Jesse schrok daarvan. Ze had niet geweten dat Adelorna tijdens de strijd op de tweeëntwintigste verdieping was. ‘Maar daar is toch vast wel wat van overdreven.’

Adelorna schudde grimmig haar hoofd. ‘Nee, dat is het niet. Het klinkt ongelooflijk... maar het... nou, het is zo gegaan. Alles.’

‘De Novices aanbidden haar zo ongeveer,’ zei Ferane. ‘Als de Gezetenen geen vrouw uit een andere Ajah willen, waarom dan geen vrouw die nooit een Ajah heeft gekozen? Een vrouw die enige ervaring heeft – hoe ongerechtvaardigd ook – op juist die positie waar we het over hebben?’

Jesse merkte dat ze knikte. Maar hoe had die jonge opstandelinge zoveel ontzag van Ferane en Adelorna verworven? ‘Ik weet het niet,’ zei Suana. ‘Het lijkt me weer een overhaast besluit.’

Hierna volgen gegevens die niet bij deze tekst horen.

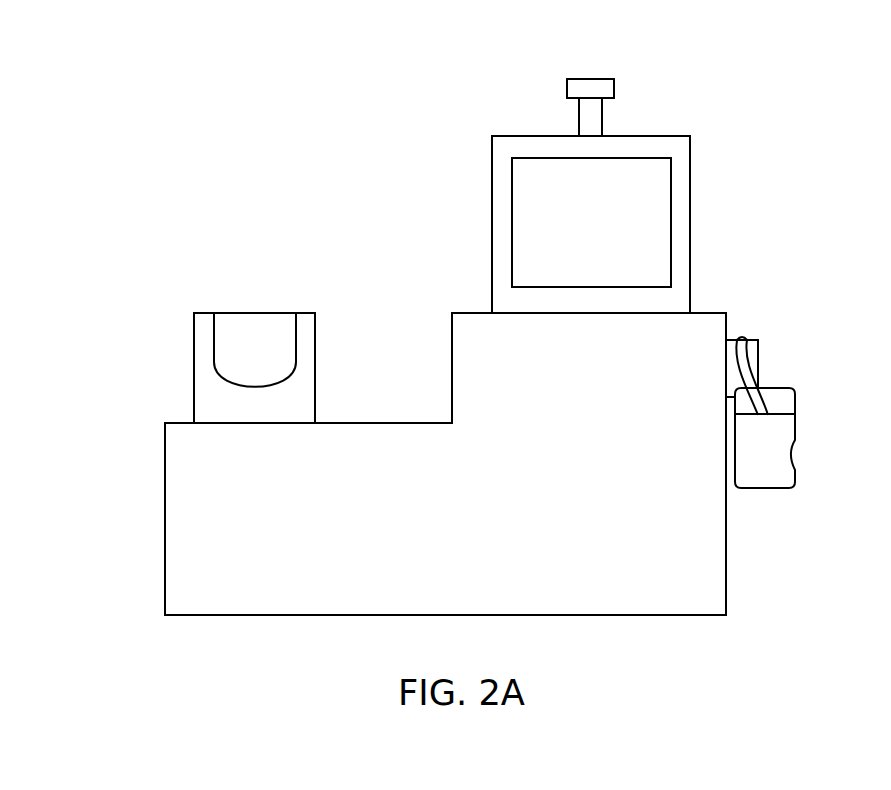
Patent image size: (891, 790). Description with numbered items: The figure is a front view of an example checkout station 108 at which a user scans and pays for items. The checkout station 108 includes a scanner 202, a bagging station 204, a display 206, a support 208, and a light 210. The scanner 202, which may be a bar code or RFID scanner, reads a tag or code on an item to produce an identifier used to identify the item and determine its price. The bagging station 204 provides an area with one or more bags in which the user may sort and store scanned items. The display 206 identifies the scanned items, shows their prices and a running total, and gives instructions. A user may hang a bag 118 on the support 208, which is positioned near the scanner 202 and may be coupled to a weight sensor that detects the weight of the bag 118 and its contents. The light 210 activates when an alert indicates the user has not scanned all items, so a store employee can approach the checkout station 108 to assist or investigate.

The checkout station 108 is at (462, 104).
The scanner 202 is at (712, 312).
The bagging station 204 is at (315, 337).
The display 206 is at (690, 143).
The support 208 is at (765, 370).
The light 210 is at (614, 80).
The bag 118 is at (797, 437).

‘Zei je zelf niet dat we de Toren moeten genezen, ongeacht de prijs?’ vroeg Adelorna. ‘Kun jij dan een betere aanpak verzinnen om de opstandelingen bij ons terug te halen?’ Ze wendde zich tot Serancha. ‘Wat is de beste methode om een gekrenkte partij tevreden te stemmen? Is dat niet door wat terrein aan hen prijs te geven, te erkennen wat ze goed hebben aangepakt?’

‘Ze heeft gelijk,’ gaf Suana toe. Ze trok een grimas en dronk de rest van haar thee in één slok op. ‘Licht, maar ze heeft gelijk, Serancha.

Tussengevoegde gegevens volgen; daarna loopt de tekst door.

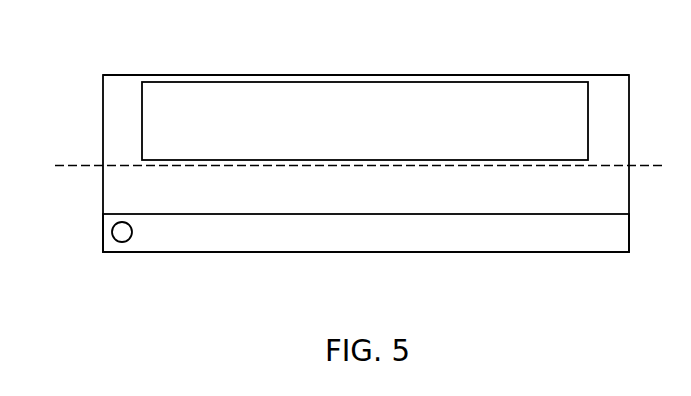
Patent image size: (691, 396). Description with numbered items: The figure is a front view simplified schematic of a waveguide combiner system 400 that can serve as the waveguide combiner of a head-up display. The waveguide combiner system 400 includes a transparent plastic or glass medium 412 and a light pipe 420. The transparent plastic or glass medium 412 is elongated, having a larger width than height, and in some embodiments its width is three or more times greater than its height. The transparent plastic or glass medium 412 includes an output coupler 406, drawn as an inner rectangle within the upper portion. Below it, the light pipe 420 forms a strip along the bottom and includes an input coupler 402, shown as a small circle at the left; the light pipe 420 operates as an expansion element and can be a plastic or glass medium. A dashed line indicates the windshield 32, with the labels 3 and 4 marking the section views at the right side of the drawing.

The waveguide combiner system 400 is at (584, 76).
The transparent plastic or glass medium 412 is at (503, 75).
The output coupler 406 is at (176, 88).
The light pipe 420 is at (618, 237).
The input coupler 402 is at (121, 243).
The windshield 32 is at (94, 165).
The section view indicator FIG. 3 is at (685, 140).
The section view indicator FIG. 4 is at (685, 230).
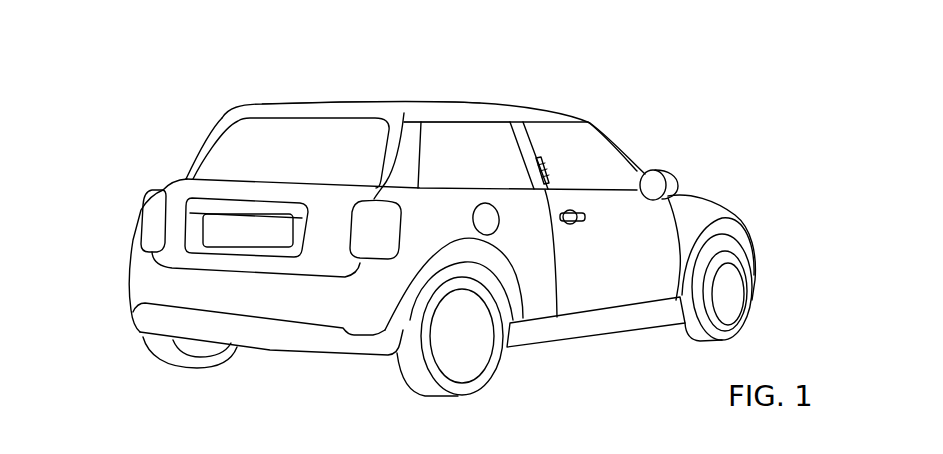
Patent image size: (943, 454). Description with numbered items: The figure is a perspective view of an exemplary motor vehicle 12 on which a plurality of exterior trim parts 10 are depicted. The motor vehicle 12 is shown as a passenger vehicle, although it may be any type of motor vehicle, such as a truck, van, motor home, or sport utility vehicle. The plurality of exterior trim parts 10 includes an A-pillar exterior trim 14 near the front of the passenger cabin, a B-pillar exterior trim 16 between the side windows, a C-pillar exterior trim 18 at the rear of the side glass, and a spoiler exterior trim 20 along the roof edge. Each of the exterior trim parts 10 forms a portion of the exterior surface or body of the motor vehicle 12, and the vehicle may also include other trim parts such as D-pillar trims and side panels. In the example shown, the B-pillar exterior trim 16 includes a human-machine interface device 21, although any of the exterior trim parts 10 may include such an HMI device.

De Grijze keek hen om beurten aan. ‘Jullie zijn toch niet zo dom om te denken dat die vrouw zich aan de neus zal laten leiden, wel? Ik ga hier niet in mee als we gewoonweg proberen weer een ledenpop op die stoel te zetten. Dat plan is mislukt. Ontzettend mislukt.’ ik denk niet dat we weer in die omstandigheden zullen belanden,’ zei Ferane met een flauwe glimlach. ‘Deze... is er het soort vrouw niet naar om zich te laten koeioneren. Kijk maar naar hoe ze omging met Elaida’s beperkingen.’

‘Ja,’ hoorde Jesse zichzelf tot haar verbazing zeggen. ‘Zusters, als we het hierover eens zijn, is dat een einde aan onze droom van regeren vanuit de schaduwen. Hoe het ook uitpakt, we zetten een sterke Amyrlin neer.’

‘Persoonlijk,’ zei Adelorna, ‘vind ik dat een uitstekend plan. Het is te lang anders geweest.’ Een voor een stemden de anderen daarmee in.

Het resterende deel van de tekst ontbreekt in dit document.